The Data Furnace

Heating Homes With Computers

Imagine being able to heat your home with the heat being produced by computers.  That’s the idea behind a data furnace, re-use the heat being created by computers to heat homes, hot water, workplaces, etc, just like a gas, oil or electrical resistance furnace or boiler.

Computers create heat.  All of the components on a computer motherboard create heat as the computer works.  In fact all of the electricity a computer consumes is turned into heat.  The reason for this is the first law of thermodynamics which states that energy is always conserved.  This is common to all electrical devices – if the electrical energy consumed isn’t being stored or transferred to somewhere else as some form of energy then it has to instead end up as heat.  This is why electrical and electronic devices get hot.

So if a typical computer is consuming say 250W overall, the first law of thermodynamics means all of that 250W will end up as heat being emitted by the computer components.  You might say hold on even a rack mounted computer in a data center has a network connection, so isn’t some of the energy being transferred elsewhere there?  Well, yes it is but the energy which is passed over a network connection is very small, insignificant compared to the overall energy use of the computer and anyway network connections receive electrical pulses or light as well as send them.

The biggest generator of heat is the CPU and / or GPU.  This is where most of the electricity in a computer is usually consumed and therefore where most of the heat is emitted.  It’s why CPU’s and GPU’s are fitted with heatsinks and fans when air cooled, so that the heat can be quickly and efficiently removed from the chip itself to stop it overheating.

The amount of energy a processor consumes depends on what it is doing.  Modern processors don’t consume much energy when doing nothing – sitting “idle”.  Their internal electronic logic doesn’t need much power to hold its state.  However it uses lots of power when doing work, when its internal logic needs to rapidly change state as it carries out instructions.  As the operating system running on the processor (e.g.

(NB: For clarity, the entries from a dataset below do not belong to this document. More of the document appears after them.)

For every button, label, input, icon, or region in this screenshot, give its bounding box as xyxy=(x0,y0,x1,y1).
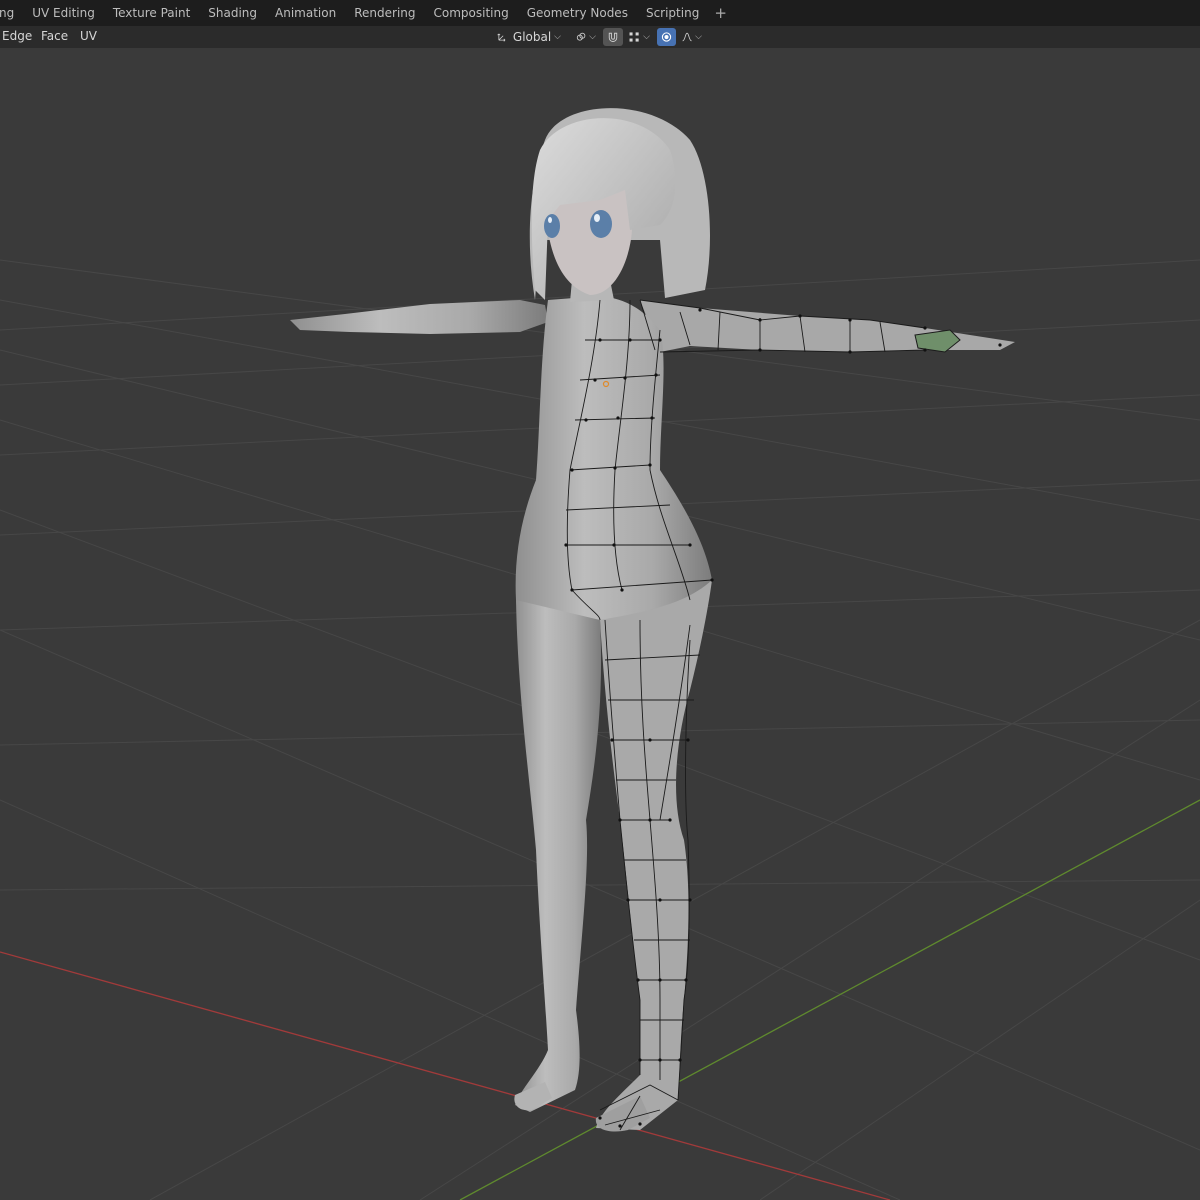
tab-rendering[interactable]: Rendering xyxy=(345,0,424,26)
right-leg xyxy=(596,580,712,1130)
tab-layout[interactable]: ng xyxy=(0,0,23,26)
pivot-point-icon xyxy=(576,32,586,41)
falloff-curve-icon xyxy=(682,32,692,42)
viewport-canvas xyxy=(0,108,1200,1200)
tab-texture-paint[interactable]: Texture Paint xyxy=(104,0,199,26)
chevron-down-icon: ⌵ xyxy=(554,32,561,42)
tab-compositing[interactable]: Compositing xyxy=(425,0,518,26)
chevron-down-icon: ⌵ xyxy=(695,32,702,42)
transform-orientation-dropdown[interactable]: Global ⌵ xyxy=(493,28,565,46)
add-workspace-button[interactable]: + xyxy=(708,0,733,26)
proportional-editing-icon xyxy=(661,32,672,42)
menu-face[interactable]: Face xyxy=(41,26,68,46)
viewport-header: Edge Face UV Global ⌵ ⌵ ⌵ ⌵ xyxy=(0,26,1200,48)
tab-geometry-nodes[interactable]: Geometry Nodes xyxy=(518,0,637,26)
x-axis-line xyxy=(0,951,891,1200)
magnet-snap-icon xyxy=(608,32,618,42)
left-leg xyxy=(515,600,602,1112)
tab-scripting[interactable]: Scripting xyxy=(637,0,708,26)
right-eye-highlight xyxy=(594,214,600,222)
chevron-down-icon: ⌵ xyxy=(589,32,596,42)
snap-toggle[interactable] xyxy=(603,28,623,46)
orientation-value: Global xyxy=(512,30,552,44)
menu-edge[interactable]: Edge xyxy=(2,26,32,46)
snap-increment-icon xyxy=(629,32,639,42)
tab-shading[interactable]: Shading xyxy=(199,0,266,26)
menu-uv[interactable]: UV xyxy=(80,26,97,46)
transform-orientation-icon xyxy=(497,33,506,42)
left-eye-highlight xyxy=(548,217,552,223)
3d-viewport[interactable] xyxy=(0,48,1200,1200)
workspace-tab-bar: ng UV Editing Texture Paint Shading Anim… xyxy=(0,0,1200,26)
proportional-falloff-dropdown[interactable]: ⌵ xyxy=(678,28,706,46)
pivot-point-dropdown[interactable]: ⌵ xyxy=(572,28,600,46)
right-eye xyxy=(590,210,612,238)
chevron-down-icon: ⌵ xyxy=(643,32,650,42)
snap-target-dropdown[interactable]: ⌵ xyxy=(624,28,654,46)
character-mesh[interactable] xyxy=(290,108,1015,1132)
left-eye xyxy=(544,214,560,238)
proportional-editing-toggle[interactable] xyxy=(657,28,676,46)
tab-animation[interactable]: Animation xyxy=(266,0,345,26)
tab-uv-editing[interactable]: UV Editing xyxy=(23,0,104,26)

Linux, windows) determines there is work to do, for instance because you just told it to start converting say a video file, the processor speed is increased, more cores of the processor may be taken out of their idle state to help with the workload and all of that internal logic starts consuming lots more power.  Individually its not much, but as each of the billions of internal logic gates change their state from high to low and low to high, all of that energy consumed turns into heat and the overall chip gets hotter and hotter.  The chip controller senses the temperature rise and for an air cooled processor tells the fan controller to speed up the fan so that the increased airflow will remove the heat faster from the metal heatsink fitted to the processor.

The next biggest heat generators are usually the DRAM memory and power supply components.

Although DRAM doesn’t require much power to hold the state of the computers working memory, when DRAM is being accessed by the CPU and GPU it consumes quite a bit of power.

Whilst power supplies are typically simply converting power from one voltage to another, they are not perfect and will have inefficiencies.  Although that inneficiency may be quite small, say even just 5%, because a lot of power is passing through them to power all of the computer components and sometimes also through multiple power supply stages, that adds up to quite a bit of additional heat created by the power supply components.

How can I make a data furnace?

Anyone can make a really simple data furnace.  Simply put a computer in a room, preferably one with a powerful processor, and set it to work.  It could be anything which is taxing on its CPU or GPU, for instance using ffmpeg to convert video files, mining crypto currency, running SETI@home.  You’ll likely hear the fan get louder as it gets to work, the processor producing much more heat than when it is idle because its carrying our intensive work.  The result – the computer is space heating your room!  Just remember that this heating isn’t free, the extra work it is doing is consuming more electricity and therefore costing you more from your electricity provider.

A better data furnace

One computer will only consume so much power and therefore only generate so much heat.  To heat a home needs more computers, but other than uber geeks no-one really wants stacks of computers in their rooms!  Even uber geeks don’t want all their noisy fans wiring away next to the settee!

A better data furnace uses more computers, hides them away and is designed so they aren’t noisy.  A simple way would be to house the computers inside some form of wall radiator and convection cool them instead of using noisy forced air – use carefully designed heatsinks that are big enough so they don’t need any fans or only need slow quiet fans.

A better data furnace than this though would use liquid cooling of some form, instead of air cooling, so that the heat can be captured really efficiently and then piped to where it is needed.  Liquids are far better than air at capturing and moving heat.  With a piped liquid design the heat can heat lots of rooms in a house using normal wall radiators or under floor heating.  It can also heat the hot water tank which would be great so that the data furnace would still be useful in the summer!